A teacher of English from Hong Kong writes with a grammatical question. 'I have spent many years teaching students the difference between stative and dynamic verbs and telling them they can't use stative ones in the continuous. However, I'm quite delighted to hear that you obviously can, as so many native speakers are now doing so. Thus I'm hearing (you see!) 'I'm not believing you.', 'I'm not understanding.', 'I'm liking it.' as well as the ubiquitous 'I'm loving it.' This seems a very positive change which I shall teach my students. To me 'I'm not understanding.' implies 'I might understand if you keep trying to explain.' 'I'm not believing you.' 'Keep trying and I might.' 'I'm loving it.' 'Whatever 'it' is is not of permanent concern to me.' I have two questions: Is this a permanent change and, if so, when are teaching materials going to catch up with it?'
Many grammarians (see, for example, the big Quirk grammar) emphasize that stative and dynamic are best viewed not as two types of verb but rather as two potential uses of a verb - much as countable and uncountable nouns are best viewed as two uses of nouns, in view of examples like 'some cake vs a cake. The idea is that the norm is for verbs to be used in both ways, with the appropriate change in aspectual meaning taking place. Those which disallow one use or the other are then seen as the exceptions, such as *I'm owning three cars.

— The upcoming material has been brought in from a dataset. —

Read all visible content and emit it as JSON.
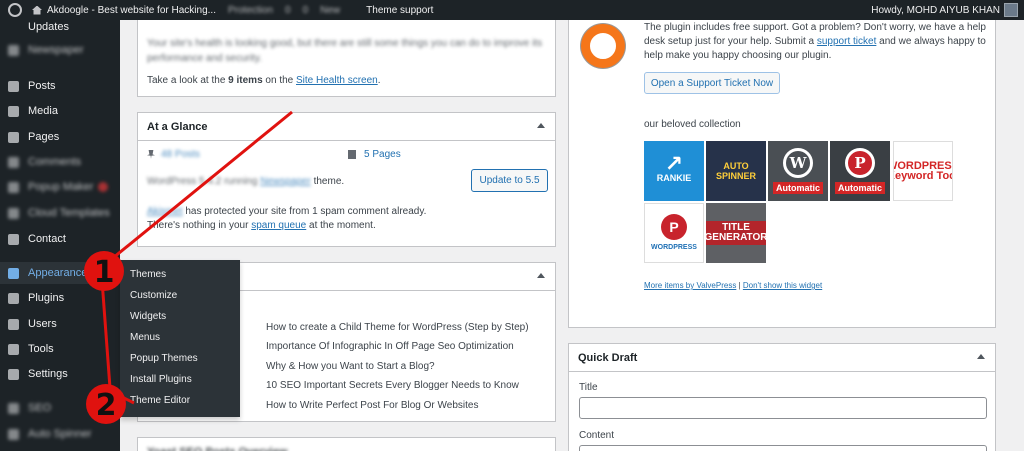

Why is this sentence odd? As your examples illustrate, the sense expressed by the continuous form is one of 'activity in progress', and as own is a notion which doesn't have any sense of progress, it would be contradictory to use a grammatical form which suggests that it does. The meaning of the verb has got to allow a dynamic meaning before it can be exploited in this way.
You have to watch the grammatical context, of course. While it is perfectly possible to say I'm liking it, you can't do so with a clause complement (*I'm liking to visit libraries). So it's important not to give students the impression that they can use continuous forms willy-nilly. Having said that, some varieties of English (especially Indian English) have long been distinctive in the extent to which they use continuous forms, even in contexts which would be ungrammatical in British English.
The usage is by no means new. It seems to have grown in frequency during the early Modern English period. Very early usages include Jane Austen 'it was being very deficient' (in Emma, 1816) and Keats 'I was not existing' (1820), and the usage seems to have become more widespread during the 19th century and after. There's a nice discussion in the essay by David Denison in the Cambridge History of the English Language, Vol 4, p. 143ff.
I can answer your first question: It's definitely a permanent change (for the forseeble future, at any rate). But how long it takes for teaching materials to reflect such changes is well beyond my ken.